The Australian Wood Ducks form monogamous breeding pairs that stay together year round. They nest in tree holes, above or near water, often re-using the same site. Both parents feed young and young birds remain with them up to a month after fledging.
Males (at the right in the picture) have the darker head and a small dark mane, with a speckled brown-grey breast and a black lower belly and undertail. The females have a paler head with two white stripes, above and below the eye, a speckled breast and flanks, with a white lower belly and undertail.

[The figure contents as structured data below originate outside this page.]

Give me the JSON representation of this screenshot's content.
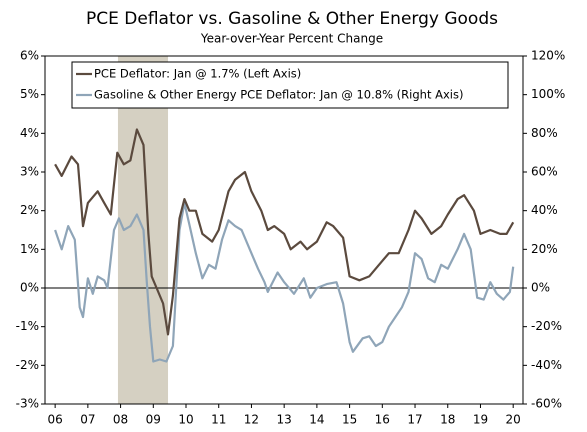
{
  "chart_data": {
    "type": "line",
    "title": "PCE Deflator vs. Gasoline & Other Energy Goods",
    "subtitle": "Year-over-Year Percent Change",
    "xlim": [
      2005.69,
      2020.3
    ],
    "xticks": [
      {
        "value": 2006,
        "label": "06"
      },
      {
        "value": 2007,
        "label": "07"
      },
      {
        "value": 2008,
        "label": "08"
      },
      {
        "value": 2009,
        "label": "09"
      },
      {
        "value": 2010,
        "label": "10"
      },
      {
        "value": 2011,
        "label": "11"
      },
      {
        "value": 2012,
        "label": "12"
      },
      {
        "value": 2013,
        "label": "13"
      },
      {
        "value": 2014,
        "label": "14"
      },
      {
        "value": 2015,
        "label": "15"
      },
      {
        "value": 2016,
        "label": "16"
      },
      {
        "value": 2017,
        "label": "17"
      },
      {
        "value": 2018,
        "label": "18"
      },
      {
        "value": 2019,
        "label": "19"
      },
      {
        "value": 2020,
        "label": "20"
      }
    ],
    "ylim": [
      -3,
      6
    ],
    "yticks": [
      {
        "value": -3,
        "label": "-3%"
      },
      {
        "value": -2,
        "label": "-2%"
      },
      {
        "value": -1,
        "label": "-1%"
      },
      {
        "value": 0,
        "label": "0%"
      },
      {
        "value": 1,
        "label": "1%"
      },
      {
        "value": 2,
        "label": "2%"
      },
      {
        "value": 3,
        "label": "3%"
      },
      {
        "value": 4,
        "label": "4%"
      },
      {
        "value": 5,
        "label": "5%"
      },
      {
        "value": 6,
        "label": "6%"
      }
    ],
    "y2lim": [
      -60,
      120
    ],
    "y2ticks": [
      {
        "value": -60,
        "label": "-60%"
      },
      {
        "value": -40,
        "label": "-40%"
      },
      {
        "value": -20,
        "label": "-20%"
      },
      {
        "value": 0,
        "label": "0%"
      },
      {
        "value": 20,
        "label": "20%"
      },
      {
        "value": 40,
        "label": "40%"
      },
      {
        "value": 60,
        "label": "60%"
      },
      {
        "value": 80,
        "label": "80%"
      },
      {
        "value": 100,
        "label": "100%"
      },
      {
        "value": 120,
        "label": "120%"
      }
    ],
    "shaded_periods": [
      [
        2007.92,
        2009.45
      ]
    ],
    "shade_color": "#d5d0c2",
    "legend": "upper left",
    "series": [
      {
        "name": "PCE Deflator: Jan @ 1.7% (Left Axis)",
        "color": "#5b4a3e",
        "axis": "y",
        "x": [
          2006.0,
          2006.2,
          2006.5,
          2006.7,
          2006.85,
          2007.0,
          2007.3,
          2007.5,
          2007.7,
          2007.9,
          2008.1,
          2008.3,
          2008.5,
          2008.7,
          2008.85,
          2008.95,
          2009.1,
          2009.3,
          2009.45,
          2009.6,
          2009.8,
          2009.95,
          2010.1,
          2010.3,
          2010.5,
          2010.8,
          2011.0,
          2011.3,
          2011.5,
          2011.8,
          2012.0,
          2012.3,
          2012.5,
          2012.7,
          2013.0,
          2013.2,
          2013.5,
          2013.7,
          2014.0,
          2014.3,
          2014.5,
          2014.8,
          2015.0,
          2015.3,
          2015.6,
          2015.9,
          2016.2,
          2016.5,
          2016.8,
          2017.0,
          2017.2,
          2017.5,
          2017.8,
          2018.0,
          2018.3,
          2018.5,
          2018.8,
          2019.0,
          2019.3,
          2019.6,
          2019.8,
          2020.0
        ],
        "values": [
          3.2,
          2.9,
          3.4,
          3.2,
          1.6,
          2.2,
          2.5,
          2.2,
          1.9,
          3.5,
          3.2,
          3.3,
          4.1,
          3.7,
          1.4,
          0.3,
          0.0,
          -0.4,
          -1.2,
          -0.2,
          1.8,
          2.3,
          2.0,
          2.0,
          1.4,
          1.2,
          1.5,
          2.5,
          2.8,
          3.0,
          2.5,
          2.0,
          1.5,
          1.6,
          1.4,
          1.0,
          1.2,
          1.0,
          1.2,
          1.7,
          1.6,
          1.3,
          0.3,
          0.2,
          0.3,
          0.6,
          0.9,
          0.9,
          1.5,
          2.0,
          1.8,
          1.4,
          1.6,
          1.9,
          2.3,
          2.4,
          2.0,
          1.4,
          1.5,
          1.4,
          1.4,
          1.7
        ]
      },
      {
        "name": "Gasoline & Other Energy PCE Deflator: Jan @ 10.8% (Right Axis)",
        "color": "#8fa5b8",
        "axis": "y2",
        "x": [
          2006.0,
          2006.2,
          2006.4,
          2006.6,
          2006.75,
          2006.85,
          2007.0,
          2007.15,
          2007.3,
          2007.5,
          2007.6,
          2007.8,
          2007.95,
          2008.1,
          2008.3,
          2008.5,
          2008.7,
          2008.8,
          2008.9,
          2009.0,
          2009.2,
          2009.4,
          2009.6,
          2009.8,
          2009.95,
          2010.1,
          2010.3,
          2010.5,
          2010.7,
          2010.9,
          2011.1,
          2011.3,
          2011.5,
          2011.7,
          2012.0,
          2012.2,
          2012.4,
          2012.5,
          2012.8,
          2013.0,
          2013.3,
          2013.6,
          2013.8,
          2014.0,
          2014.3,
          2014.6,
          2014.8,
          2015.0,
          2015.1,
          2015.4,
          2015.6,
          2015.8,
          2016.0,
          2016.2,
          2016.4,
          2016.6,
          2016.8,
          2017.0,
          2017.2,
          2017.4,
          2017.6,
          2017.8,
          2018.0,
          2018.3,
          2018.5,
          2018.7,
          2018.9,
          2019.1,
          2019.3,
          2019.5,
          2019.7,
          2019.9,
          2020.0
        ],
        "values": [
          30,
          20,
          32,
          25,
          -10,
          -15,
          5,
          -3,
          6,
          4,
          0,
          30,
          36,
          30,
          32,
          38,
          30,
          3,
          -20,
          -38,
          -37,
          -38,
          -30,
          30,
          44,
          33,
          18,
          5,
          12,
          10,
          25,
          35,
          32,
          30,
          18,
          10,
          3,
          -2,
          8,
          3,
          -3,
          5,
          -5,
          0,
          2,
          3,
          -8,
          -28,
          -33,
          -26,
          -25,
          -30,
          -28,
          -20,
          -15,
          -10,
          -2,
          18,
          15,
          5,
          3,
          12,
          10,
          20,
          28,
          20,
          -5,
          -6,
          3,
          -3,
          -6,
          -2,
          11
        ]
      }
    ]
  }
}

They eat grasses, clover and other herbs, and occasionally, insects.
The Australian wood duck is the only living species in the genus Chenonetta; another duck in this genus, the flightless Chenonetta finschi, lived in New Zealand, till it became extinct around 1870.
A very quiet approach is the main skill if you don’t use a tele lens. In this case I only had my 60mm marcro lens, but at f/5, 1/250 the result is good. The four ducks were first facing the other way, but waiting for a while made them decide to turn around and keep an eye on me. And I on them.